Case 3: Antivenom administered for finger bite in Raleigh

Eva Lee, a political activist who lives in Raleigh, got bitten by a copperhead on her finger on Saturday. She immediately went to UNC Rex Hospital, where she was given antivenom. She doesn’t know how many vials she received, she said.

Lee’s hand swelled quickly, and she was adamant about receiving antivenom.

“The doctor asked me a few times, ‘Do you have insurance?’ when I knew they had my insurance on file,” Lee said. “I finally said ‘I’m not afraid of the medical bill, just give me the antivenom.’”

Her copay for the Emergency Room visit came out to $1,250 with her insurance, she said. She’s not sure if the cost of labs will be added to her bill later.

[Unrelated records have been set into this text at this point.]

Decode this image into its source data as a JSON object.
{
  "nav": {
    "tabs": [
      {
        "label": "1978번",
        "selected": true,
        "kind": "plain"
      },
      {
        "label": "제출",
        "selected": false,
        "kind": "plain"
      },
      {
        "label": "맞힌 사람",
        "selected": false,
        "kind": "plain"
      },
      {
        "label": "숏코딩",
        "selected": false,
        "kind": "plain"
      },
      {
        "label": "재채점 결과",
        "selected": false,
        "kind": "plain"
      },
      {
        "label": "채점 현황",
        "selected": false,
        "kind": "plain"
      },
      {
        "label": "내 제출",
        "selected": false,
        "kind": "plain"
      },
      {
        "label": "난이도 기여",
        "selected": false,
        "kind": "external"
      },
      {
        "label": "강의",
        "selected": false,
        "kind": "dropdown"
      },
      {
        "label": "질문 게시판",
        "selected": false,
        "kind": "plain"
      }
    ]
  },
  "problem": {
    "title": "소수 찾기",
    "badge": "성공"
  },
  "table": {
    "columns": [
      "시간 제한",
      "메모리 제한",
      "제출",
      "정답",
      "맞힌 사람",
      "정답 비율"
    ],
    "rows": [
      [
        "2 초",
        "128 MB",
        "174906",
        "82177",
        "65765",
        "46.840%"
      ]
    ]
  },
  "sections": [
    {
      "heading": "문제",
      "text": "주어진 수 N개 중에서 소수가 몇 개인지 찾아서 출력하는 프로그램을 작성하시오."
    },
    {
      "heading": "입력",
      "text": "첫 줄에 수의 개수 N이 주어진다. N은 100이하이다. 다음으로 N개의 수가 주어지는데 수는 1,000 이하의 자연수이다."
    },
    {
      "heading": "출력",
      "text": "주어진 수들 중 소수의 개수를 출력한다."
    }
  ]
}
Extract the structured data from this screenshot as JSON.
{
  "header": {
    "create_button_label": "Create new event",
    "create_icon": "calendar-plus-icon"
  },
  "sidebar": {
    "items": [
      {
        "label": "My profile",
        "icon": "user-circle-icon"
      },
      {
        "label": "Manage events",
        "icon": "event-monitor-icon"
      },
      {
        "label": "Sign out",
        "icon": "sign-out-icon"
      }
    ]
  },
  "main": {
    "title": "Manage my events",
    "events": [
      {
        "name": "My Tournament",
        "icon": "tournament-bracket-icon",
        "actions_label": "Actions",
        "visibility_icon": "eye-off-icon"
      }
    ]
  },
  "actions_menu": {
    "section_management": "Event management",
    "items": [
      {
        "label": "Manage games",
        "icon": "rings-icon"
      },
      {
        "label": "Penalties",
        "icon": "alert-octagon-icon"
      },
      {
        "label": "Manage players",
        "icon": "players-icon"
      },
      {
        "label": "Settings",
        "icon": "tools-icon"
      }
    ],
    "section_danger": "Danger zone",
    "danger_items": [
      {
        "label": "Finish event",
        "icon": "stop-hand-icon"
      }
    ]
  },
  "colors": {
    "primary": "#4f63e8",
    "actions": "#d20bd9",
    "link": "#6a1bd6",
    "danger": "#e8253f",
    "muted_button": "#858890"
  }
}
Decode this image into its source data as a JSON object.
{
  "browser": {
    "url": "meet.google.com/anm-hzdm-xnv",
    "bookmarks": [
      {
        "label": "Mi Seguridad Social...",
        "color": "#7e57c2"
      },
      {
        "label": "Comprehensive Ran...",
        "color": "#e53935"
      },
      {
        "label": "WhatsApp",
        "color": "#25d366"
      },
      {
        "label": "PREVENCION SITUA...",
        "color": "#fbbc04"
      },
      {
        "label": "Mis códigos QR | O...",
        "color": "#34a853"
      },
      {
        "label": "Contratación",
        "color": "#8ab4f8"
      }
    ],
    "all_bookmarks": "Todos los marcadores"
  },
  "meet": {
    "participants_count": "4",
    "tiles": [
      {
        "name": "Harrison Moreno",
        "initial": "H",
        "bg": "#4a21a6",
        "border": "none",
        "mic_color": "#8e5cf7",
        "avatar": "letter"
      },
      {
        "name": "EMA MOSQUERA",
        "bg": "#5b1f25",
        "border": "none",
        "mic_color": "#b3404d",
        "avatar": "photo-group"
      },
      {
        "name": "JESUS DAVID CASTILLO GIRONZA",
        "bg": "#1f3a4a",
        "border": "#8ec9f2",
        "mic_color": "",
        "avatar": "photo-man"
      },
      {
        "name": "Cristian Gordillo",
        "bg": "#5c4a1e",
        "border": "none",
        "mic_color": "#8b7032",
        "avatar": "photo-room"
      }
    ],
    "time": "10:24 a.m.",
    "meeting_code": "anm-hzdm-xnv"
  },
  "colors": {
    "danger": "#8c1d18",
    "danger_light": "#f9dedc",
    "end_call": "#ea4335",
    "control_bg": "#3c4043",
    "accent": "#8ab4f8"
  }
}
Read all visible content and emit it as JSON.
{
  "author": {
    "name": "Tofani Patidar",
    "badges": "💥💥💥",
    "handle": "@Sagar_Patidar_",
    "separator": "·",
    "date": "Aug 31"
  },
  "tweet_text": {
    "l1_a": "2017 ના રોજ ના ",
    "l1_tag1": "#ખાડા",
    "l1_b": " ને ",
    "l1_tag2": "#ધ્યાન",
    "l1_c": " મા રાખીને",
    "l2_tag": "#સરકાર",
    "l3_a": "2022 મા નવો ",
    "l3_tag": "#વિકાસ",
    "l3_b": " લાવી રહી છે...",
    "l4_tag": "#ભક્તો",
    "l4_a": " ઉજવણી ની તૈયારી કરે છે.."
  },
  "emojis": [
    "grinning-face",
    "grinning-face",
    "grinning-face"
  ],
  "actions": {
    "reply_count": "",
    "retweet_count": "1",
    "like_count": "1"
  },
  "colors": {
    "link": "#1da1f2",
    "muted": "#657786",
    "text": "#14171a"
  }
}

What to do if you’re bitten by a copperhead (or other snake)

IF YOU HAVE BEEN BITTEN BY A SNAKE, YOU SHOULD:

  • Sit down and stay calm.

  • Gently wash the bite area with warm, soapy water.

  • Remove any jewelry or tight clothing near the bite site.

  • Keep the bitten area still, if possible, and raise it to heart level.

  • Call the NC Poison Control: 1-800-222-1222.

Note: If a snakebite victim is having chest pain, difficulty breathing, face swelling or has lost consciousness, call 911 immediately.

IF BITTEN BY A SNAKE, YOU SHOULD NOT:

  • Cut the bitten area to try to drain the venom. This can worsen the injury.

  • Ice the area. Icing causes additional tissue damage.

  • Apply a tourniquet or any tight bandage. It’s actually better for the venom to flow through the body than for it to stay in one area.

  • Suck on the bite or use a suction device to try to remove the venom.

  • Attempt to catch or kill the snake.